Lapid et Gantz, qui auraient lancé l’opération sans le consentement nécessaire du cabinet de sécurité, ont tous deux été félicités pour le prix relativement bas payé par les Israéliens lors de cette dernière «vague de violence», ainsi que pour les frappes rapides et «précises» sur les principaux commandants du Jihad islamique dans la bande de Gaza. En dehors d’un certain nombre de protestations de Palestiniens et de militants de gauche israéliens à travers le pays, le public israélien, qui bénéficie largement du statu quo d’un siège sans fin et d’une domination coloniale, a salué une attaque qui semble avoir très peu changé la situation sur le terrain.

Pourtant, malgré les éloges adressés aux dirigeants israéliens, les récits en provenance de Gaza – où plus de deux millions de Palestiniens et Palestiniennes, dont beaucoup sont des réfugiés de la Nakba, vivent dans des conditions insupportables – étaient presque insoutenables. Des images de corps d’enfants calcinés, de bâtiments démolis et de centaines de personnes fuyant leur maison en portant sur leur dos leurs biens les plus précieux se sont diffusées. Les habitants de Gaza, dont beaucoup sont encore en train de reconstruire leurs habitations après la dernière guerre d’Israël contre la bande de Gaza en mai 2021, devront enterrer les morts et soigner les blessés, alors que plus de violence est pratiquement garantie à l’avenir.

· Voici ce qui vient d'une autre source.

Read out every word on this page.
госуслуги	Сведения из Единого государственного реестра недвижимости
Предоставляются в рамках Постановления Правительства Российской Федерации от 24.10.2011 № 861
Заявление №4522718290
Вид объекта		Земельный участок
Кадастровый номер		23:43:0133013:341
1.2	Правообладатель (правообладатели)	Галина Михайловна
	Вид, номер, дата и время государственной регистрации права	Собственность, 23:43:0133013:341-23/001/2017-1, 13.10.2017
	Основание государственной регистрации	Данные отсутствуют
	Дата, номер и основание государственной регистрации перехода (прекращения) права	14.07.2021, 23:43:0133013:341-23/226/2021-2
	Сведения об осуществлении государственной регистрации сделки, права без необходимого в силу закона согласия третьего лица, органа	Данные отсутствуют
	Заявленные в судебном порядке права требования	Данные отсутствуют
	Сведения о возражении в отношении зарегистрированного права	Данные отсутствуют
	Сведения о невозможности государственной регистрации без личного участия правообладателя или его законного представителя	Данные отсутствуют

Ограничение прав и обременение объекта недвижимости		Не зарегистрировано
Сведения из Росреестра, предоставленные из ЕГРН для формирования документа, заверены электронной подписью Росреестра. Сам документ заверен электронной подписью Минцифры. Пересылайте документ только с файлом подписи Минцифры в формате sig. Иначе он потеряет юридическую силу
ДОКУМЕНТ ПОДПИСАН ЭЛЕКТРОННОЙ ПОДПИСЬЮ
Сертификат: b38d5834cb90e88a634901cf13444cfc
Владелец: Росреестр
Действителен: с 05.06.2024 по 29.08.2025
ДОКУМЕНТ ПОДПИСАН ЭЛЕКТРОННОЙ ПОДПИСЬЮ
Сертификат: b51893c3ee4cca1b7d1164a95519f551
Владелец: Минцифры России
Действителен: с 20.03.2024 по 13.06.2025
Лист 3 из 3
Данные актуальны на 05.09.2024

L’assaut de trois jours a fait écho à une autre opération israélienne en 2019: l’assassinat du commandant du Jihad islamique Baha Abu al-Ata, tué alors qu’il dormait à son domicile. A l’époque, j’avais écrit [Edo Konrad, responsable du site israélien +972] que l’ancien Premier ministre Benjamin Netanyahou avait pris l’initiative de cet assassinat comme un moyen d’«échapper à ses bourbiers politiques ou juridiques». Cette fois-ci, c’est Lapid qui semble être à la recherche d’une image de victoire, peut-être dans le but d’améliorer son profil de faucon avant les élections israéliennes [du 1er novembre 2022]. Le résultat a été une offensive non provoquée contre une population civile dont la vie est largement dictée par le bon vouloir de l’appareil sécuritaire israélien.

C’est ainsi que l’establishment militaire et politique israélien préfère diriger les choses. Gaza est devenu, à bien des égards, la version la plus extrême du projet de bantoustanisation d’Israël en Palestine. Plutôt que de devoir gérer directement des millions de Palestiniens, la logique de l’apartheid israélien exige que les différentes enclaves des territoires occupés restent quelque peu autonomes, tout en conservant le pouvoir fondamental de contrôler et d’intervenir dans leurs affaires en vue des intérêts d’Israël.

En conséquence, alors qu’en Cisjordanie, Israël a confié une grande partie de ses tâches de sécurité à une Autorité palestinienne affaiblie et autoritaire; à Gaza, le territoire presque hermétiquement clos est contrôlé par le Hamas, tout aussi autoritaire [1].

Aussi contre-intuitif que cela puisse paraître, Israël ne souhaite pas réellement renverser le Hamas; il en a besoin pour maintenir le statu quo, en contrecarrant continuellement la possibilité d’une unification palestinienne tout en empêchant un groupe encore plus radical, comme le Jihad islamique, de prendre sa place. Et tandis qu’Israël combattra ces groupes palestiniens pour les tenir en respect, son système de contrôle restera finalement en place.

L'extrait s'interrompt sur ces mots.